The old adage about how behind every great man there’s a great woman was particularly true for Katsushika Hokusai. The celebrated ukiyo-e artist (1760-1849) spent the final decades of his life sharing a home with his daughter, O-Ei, who was a skilled painter herself. Only a handful of her works survive, but they demonstrate a singular style. She also acted as a production assistant to her father and they are thought to have collaborated a number of times.
Once a hidden figure in art history, Katsushika Oi — the pseudonym bequeathed by her dad — is now more widely recognized. Her story has been told in Keiichi Hara’s anime “Miss Hokusai” (2015), based on a manga series by Hinako Sugiura, as well as in a 2018 NHK drama, “Kurara.”

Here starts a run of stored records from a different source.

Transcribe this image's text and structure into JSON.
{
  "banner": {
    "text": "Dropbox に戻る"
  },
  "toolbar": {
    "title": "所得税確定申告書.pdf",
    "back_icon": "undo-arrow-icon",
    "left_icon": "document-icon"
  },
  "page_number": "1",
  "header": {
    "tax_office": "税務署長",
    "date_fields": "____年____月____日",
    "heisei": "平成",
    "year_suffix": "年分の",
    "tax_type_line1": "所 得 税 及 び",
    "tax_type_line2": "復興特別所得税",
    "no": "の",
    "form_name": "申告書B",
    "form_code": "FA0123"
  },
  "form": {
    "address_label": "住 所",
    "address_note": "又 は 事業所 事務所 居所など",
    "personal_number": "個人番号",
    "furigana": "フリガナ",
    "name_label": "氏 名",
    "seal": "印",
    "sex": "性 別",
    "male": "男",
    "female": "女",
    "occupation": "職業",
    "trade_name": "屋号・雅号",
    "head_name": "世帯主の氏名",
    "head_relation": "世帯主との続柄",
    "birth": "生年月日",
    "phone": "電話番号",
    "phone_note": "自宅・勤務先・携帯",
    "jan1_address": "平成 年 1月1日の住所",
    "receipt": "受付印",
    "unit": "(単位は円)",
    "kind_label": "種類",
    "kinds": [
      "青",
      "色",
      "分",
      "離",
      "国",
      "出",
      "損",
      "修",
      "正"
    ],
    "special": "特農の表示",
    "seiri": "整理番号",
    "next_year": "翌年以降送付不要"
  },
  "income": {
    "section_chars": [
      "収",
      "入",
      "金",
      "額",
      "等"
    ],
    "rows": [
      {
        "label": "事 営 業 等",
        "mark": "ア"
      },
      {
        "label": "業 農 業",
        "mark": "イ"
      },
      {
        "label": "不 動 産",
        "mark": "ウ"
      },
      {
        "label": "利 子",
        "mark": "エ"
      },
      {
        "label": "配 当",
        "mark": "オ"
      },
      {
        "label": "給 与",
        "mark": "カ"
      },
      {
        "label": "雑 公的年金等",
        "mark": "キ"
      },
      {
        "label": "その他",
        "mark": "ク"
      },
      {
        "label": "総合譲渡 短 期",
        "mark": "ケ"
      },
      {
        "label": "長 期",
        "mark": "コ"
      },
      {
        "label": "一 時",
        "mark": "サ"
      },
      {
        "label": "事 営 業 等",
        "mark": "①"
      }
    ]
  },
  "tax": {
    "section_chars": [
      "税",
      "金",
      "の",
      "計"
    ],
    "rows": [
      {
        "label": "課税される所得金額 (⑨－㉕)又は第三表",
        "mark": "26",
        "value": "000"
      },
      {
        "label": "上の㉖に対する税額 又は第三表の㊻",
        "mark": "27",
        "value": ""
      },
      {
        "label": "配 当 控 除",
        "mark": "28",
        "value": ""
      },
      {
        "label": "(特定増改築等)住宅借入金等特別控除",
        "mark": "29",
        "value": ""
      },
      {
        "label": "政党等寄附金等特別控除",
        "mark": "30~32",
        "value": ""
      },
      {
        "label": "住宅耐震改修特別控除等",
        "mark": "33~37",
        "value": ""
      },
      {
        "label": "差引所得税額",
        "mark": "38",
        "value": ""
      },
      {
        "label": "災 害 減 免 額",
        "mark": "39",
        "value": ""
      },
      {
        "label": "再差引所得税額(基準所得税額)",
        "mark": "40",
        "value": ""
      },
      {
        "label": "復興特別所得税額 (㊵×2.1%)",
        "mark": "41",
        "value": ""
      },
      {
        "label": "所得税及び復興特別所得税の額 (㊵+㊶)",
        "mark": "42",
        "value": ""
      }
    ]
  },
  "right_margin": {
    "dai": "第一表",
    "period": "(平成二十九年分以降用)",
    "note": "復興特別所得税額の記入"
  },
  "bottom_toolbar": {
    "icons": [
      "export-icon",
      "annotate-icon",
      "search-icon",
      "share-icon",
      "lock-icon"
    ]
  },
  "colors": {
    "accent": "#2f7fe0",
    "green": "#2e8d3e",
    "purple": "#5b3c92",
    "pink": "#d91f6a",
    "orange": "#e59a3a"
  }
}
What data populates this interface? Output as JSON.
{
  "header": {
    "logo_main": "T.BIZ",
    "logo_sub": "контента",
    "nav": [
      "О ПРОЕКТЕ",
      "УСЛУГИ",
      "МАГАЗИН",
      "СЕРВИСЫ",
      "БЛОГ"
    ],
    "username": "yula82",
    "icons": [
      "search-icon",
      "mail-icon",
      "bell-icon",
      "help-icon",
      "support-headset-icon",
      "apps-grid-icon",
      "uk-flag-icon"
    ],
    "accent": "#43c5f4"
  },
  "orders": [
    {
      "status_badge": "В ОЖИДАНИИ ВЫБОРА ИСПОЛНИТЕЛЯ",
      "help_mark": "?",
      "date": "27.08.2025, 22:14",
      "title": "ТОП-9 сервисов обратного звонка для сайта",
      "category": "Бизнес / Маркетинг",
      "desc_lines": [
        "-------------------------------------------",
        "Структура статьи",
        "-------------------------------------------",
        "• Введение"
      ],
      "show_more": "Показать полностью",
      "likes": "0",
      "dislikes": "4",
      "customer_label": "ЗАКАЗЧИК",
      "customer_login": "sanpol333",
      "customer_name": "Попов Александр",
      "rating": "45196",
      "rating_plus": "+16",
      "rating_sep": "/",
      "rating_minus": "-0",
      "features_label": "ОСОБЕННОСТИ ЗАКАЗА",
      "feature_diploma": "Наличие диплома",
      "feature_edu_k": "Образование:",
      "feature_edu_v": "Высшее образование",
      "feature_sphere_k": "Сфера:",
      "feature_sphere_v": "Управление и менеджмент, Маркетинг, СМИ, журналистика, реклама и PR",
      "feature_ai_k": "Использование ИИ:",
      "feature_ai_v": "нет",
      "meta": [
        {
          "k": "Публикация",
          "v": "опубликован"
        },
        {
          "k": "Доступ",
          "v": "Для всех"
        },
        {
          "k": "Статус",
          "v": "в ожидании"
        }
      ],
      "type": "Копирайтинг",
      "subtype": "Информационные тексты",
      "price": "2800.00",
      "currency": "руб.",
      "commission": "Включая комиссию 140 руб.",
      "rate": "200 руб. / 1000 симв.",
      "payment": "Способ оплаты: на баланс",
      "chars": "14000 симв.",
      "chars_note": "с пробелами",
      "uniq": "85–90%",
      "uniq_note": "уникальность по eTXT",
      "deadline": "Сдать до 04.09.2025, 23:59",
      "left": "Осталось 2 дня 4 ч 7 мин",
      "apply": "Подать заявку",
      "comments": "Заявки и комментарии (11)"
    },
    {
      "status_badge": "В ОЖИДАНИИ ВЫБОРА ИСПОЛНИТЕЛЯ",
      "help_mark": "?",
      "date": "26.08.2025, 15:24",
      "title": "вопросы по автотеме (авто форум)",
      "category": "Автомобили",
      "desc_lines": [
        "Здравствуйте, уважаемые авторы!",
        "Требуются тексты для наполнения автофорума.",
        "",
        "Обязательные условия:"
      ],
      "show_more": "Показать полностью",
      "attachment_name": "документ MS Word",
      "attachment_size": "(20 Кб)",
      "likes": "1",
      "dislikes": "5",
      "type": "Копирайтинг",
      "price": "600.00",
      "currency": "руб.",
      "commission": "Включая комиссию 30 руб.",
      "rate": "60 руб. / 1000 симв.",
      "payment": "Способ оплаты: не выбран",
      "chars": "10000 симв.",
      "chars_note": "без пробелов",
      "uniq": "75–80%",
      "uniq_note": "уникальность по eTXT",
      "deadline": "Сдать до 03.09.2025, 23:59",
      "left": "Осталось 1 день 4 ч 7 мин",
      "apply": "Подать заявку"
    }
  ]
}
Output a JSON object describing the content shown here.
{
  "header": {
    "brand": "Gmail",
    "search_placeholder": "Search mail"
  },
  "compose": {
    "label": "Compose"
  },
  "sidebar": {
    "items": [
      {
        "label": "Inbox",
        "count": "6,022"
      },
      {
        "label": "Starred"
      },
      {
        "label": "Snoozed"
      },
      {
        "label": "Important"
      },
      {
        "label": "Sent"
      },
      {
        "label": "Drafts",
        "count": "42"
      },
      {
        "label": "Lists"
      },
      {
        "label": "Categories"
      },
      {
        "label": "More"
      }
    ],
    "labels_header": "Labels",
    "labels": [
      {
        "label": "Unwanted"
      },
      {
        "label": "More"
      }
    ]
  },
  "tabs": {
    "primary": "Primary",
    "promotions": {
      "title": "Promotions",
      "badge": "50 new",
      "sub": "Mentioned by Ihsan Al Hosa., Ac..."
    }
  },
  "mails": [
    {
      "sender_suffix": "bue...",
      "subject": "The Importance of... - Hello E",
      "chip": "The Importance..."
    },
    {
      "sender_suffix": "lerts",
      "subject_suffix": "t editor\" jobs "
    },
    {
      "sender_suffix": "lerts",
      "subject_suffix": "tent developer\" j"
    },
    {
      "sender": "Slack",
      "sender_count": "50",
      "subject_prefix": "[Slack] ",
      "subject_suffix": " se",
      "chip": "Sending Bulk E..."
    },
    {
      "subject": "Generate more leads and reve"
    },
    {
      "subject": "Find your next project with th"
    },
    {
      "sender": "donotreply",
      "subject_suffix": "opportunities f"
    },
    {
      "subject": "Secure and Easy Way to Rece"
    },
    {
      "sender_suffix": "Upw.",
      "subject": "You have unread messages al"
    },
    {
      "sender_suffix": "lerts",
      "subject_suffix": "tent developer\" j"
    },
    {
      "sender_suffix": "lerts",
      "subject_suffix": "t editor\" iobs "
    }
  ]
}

Tatsushi Omori’s “Hokusai’s Daughter” is also adapted in part from Sugiura’s manga, but it takes a grittier approach than Hara’s feature, closer in spirit to Junji Sakamoto’s pungent period drama, “Okiku and the World” (2023). Omori depicts life among the riffraff of 19th-century Edo (now Tokyo) with rough-hewn immediacy, using handheld cameras and minimal lighting. A jaunty, jazz-inflected score by Yoshihide Otomo maintains an off-kilter mood, even if it loses some of its charm through overuse.